Glad we agree. Perhaps we could build more genuinely affordable social housing or campaign for rent controls and living wages?
And no amount of defensive yammering about high rents is going to change that.
Ah. Maybe we don't agree then.
There's an argument that older generations have screwed over the young and I sympathise. Certainly, I find it repulsive that generations who went to university for free got away with imposing crippling fees on the young. After that, my sympathy wanes a tad. "All they could afford would be dumps." So what? I spent much of my youth in dumps.
"They can't get on to the property ladder?" Boo-hoo. Most young people in previous "luckier" generations weren't anywhere near the property ladder. "The cost of living… blah, blah." Again, so what? When are young people going to realise that roughing it and feeling permanently broke when you're starting out has always been with us. It's not some ghastly new concept exclusively devised to torture the youth of 2012.
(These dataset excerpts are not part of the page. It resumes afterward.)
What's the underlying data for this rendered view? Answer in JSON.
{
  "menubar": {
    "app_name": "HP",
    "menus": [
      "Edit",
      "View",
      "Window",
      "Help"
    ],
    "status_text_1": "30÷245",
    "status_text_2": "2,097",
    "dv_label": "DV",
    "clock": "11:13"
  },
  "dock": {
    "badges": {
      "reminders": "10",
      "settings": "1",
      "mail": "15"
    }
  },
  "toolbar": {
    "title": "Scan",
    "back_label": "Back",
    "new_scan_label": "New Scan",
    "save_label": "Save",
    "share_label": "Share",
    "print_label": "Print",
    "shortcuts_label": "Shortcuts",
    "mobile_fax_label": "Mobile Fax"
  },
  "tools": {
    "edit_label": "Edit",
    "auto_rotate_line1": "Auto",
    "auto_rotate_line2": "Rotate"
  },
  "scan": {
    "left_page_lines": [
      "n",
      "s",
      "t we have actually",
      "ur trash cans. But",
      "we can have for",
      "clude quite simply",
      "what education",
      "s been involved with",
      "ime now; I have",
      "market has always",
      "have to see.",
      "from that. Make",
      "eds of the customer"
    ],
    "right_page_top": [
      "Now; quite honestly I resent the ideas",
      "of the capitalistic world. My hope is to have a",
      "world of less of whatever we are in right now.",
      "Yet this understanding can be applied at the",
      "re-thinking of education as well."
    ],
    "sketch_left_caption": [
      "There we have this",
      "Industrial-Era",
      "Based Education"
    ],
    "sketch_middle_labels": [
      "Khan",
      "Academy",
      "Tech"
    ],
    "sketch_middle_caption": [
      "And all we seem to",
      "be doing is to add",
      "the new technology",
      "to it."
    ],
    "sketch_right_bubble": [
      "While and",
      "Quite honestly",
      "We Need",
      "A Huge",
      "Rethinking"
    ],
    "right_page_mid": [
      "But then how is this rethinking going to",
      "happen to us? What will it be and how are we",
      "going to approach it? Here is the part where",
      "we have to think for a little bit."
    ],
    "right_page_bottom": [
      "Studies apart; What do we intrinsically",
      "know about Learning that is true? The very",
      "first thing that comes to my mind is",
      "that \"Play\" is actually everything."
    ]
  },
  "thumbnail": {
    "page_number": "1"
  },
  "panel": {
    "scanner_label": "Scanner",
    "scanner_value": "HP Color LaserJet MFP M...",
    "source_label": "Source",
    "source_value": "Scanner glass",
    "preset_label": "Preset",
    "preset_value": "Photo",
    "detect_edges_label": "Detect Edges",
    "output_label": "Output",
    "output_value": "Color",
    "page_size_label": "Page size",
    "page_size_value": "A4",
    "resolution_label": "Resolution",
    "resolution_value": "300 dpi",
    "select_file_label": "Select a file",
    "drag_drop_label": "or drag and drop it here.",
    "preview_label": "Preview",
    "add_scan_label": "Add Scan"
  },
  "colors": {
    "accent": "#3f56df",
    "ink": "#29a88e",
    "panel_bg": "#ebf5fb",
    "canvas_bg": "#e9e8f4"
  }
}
And so on. What a needlessly cunty, judgmental upper middle-class whinge. Barbara seems to be labouring under the misapprehension that there's been some sort of mass outbreak of mollycoddling over the last 30 years, but makes absolutely no effort to look at the underlying factors (wage repression, landlordism, insufficient housing supply driving up prices and rents, Grant Shapps) that might be leaving so many twenty and thirtysomethings stranded at home. This is just reactionary bollocks. Perhaps she's trying to be funny, but I don't detect a trace of irony here.